You can be a trendsetter in this change by signing up for Xcel’s Windsource program. There is also the Renewable Connect program that includes solar power, but that program is currently on a wait list. Changing your residential or commercial energy sources can help your wallet and the environment!

What do you pay for your electricity per kWh? What changes are you making to help the environment? Share your electric bills and green dreams in the comments.

6 thoughts on “Building New Wind Power is Cheaper Than Any Other Power Source

  1. Sheldon Gitis

    So why is Xcel charging more than 6 times the “as low as” cost of wind and nuclear? Is the cost of natural gas and coal that much higher? Or, is there an “as high as” cost for wind and nuclear that’s many times more expensive than the “as low as” cost?

  2. Monte Castleman

    I don’t see Xcel retiring their nuclear plants ahead of time.
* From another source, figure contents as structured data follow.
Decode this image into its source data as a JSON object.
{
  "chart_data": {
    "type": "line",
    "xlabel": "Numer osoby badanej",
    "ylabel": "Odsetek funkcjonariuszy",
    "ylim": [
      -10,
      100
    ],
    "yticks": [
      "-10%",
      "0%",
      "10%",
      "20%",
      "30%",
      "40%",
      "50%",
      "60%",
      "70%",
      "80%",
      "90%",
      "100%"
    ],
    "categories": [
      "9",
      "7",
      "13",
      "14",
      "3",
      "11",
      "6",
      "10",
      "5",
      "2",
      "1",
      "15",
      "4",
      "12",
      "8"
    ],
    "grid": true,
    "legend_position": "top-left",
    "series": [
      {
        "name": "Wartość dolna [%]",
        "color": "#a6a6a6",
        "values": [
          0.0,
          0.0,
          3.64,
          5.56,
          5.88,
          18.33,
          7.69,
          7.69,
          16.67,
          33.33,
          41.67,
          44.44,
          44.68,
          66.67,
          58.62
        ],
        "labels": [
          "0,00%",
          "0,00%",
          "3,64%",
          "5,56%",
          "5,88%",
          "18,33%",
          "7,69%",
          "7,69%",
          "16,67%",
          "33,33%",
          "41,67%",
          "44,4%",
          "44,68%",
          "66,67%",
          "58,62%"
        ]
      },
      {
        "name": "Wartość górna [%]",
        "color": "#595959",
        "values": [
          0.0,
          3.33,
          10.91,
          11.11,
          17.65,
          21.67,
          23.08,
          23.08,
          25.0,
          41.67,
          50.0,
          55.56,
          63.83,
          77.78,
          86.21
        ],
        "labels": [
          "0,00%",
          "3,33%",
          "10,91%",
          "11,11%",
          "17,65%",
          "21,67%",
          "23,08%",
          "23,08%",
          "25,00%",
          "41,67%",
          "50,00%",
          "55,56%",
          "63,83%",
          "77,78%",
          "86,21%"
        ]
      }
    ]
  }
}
They made some very expensive investments to extend their lives and the nuclear plants provide a constant, 24/7 base load that’s becoming increasingly rare as coal plants are retired and things like Tesla’s battery packs to level out demand in lieu of having base load are more at a concept stage right now.

    At some point if we assume fossil fuels are going to go away, we’ll need enough renewables for our current electricity need, plus to provide electricity for all our vehicles. Is this even feasible, or do you get diminishing returns once we’ve used up all the best spots for wind and solar?

      1. Daniel ChomaDaniel Choma

        Apologies Monte, (posted on phone) this note was meant for the above comment.

        Re: Load: Insert Metallica joke. Which I will always on principle make)

        MN doesn’t have the same overwhelming load capacity as the east coast because our cities are a lot smaller. Its hard for me to justify nuclear here, as our load just isn’t New Jersey New York Philly kind of big.

        There’s a lot of data showing that with distribution technology improvements, load is not an issue.

        The other thing worth noting (at least in passing) is British Petroleum is actively investing in green energy at a faster clip than Xcel is willing to provide as a state sanctioned monopoly.

        If I’m a betting man, I think it’s wise to see what one of the world’s largest and richest corporations is doing with its money. If BP and its army of high paid lawyers and engineers thinks green energy is feasible in the near future, I think we should take strong note.

        If the $ is vying for ownership in this industry, that tells me the tech is here or nearly here.

        We would be wise to push our public utilities commission to take note.

  3. Brian

    How do you provide power when wind and solar are not providing power? Right now, there is an organization that manages the grid and forecasts how much wind and solar will be available. They request that fossil fuel peaking plants be activated if wind and solar are not enough.

    I have solar at home that covers my needs, but I still need a grid connection to cover when the sun is not shining.

    1. Daniel ChomaDaniel Choma

      That request is an explicit request that those plants are built using public money.

      What happens when those peaking plants are out of date in 5 years?

      The public will still be paying for an out of date technology through a state sanctioned monopoly for another 25 years.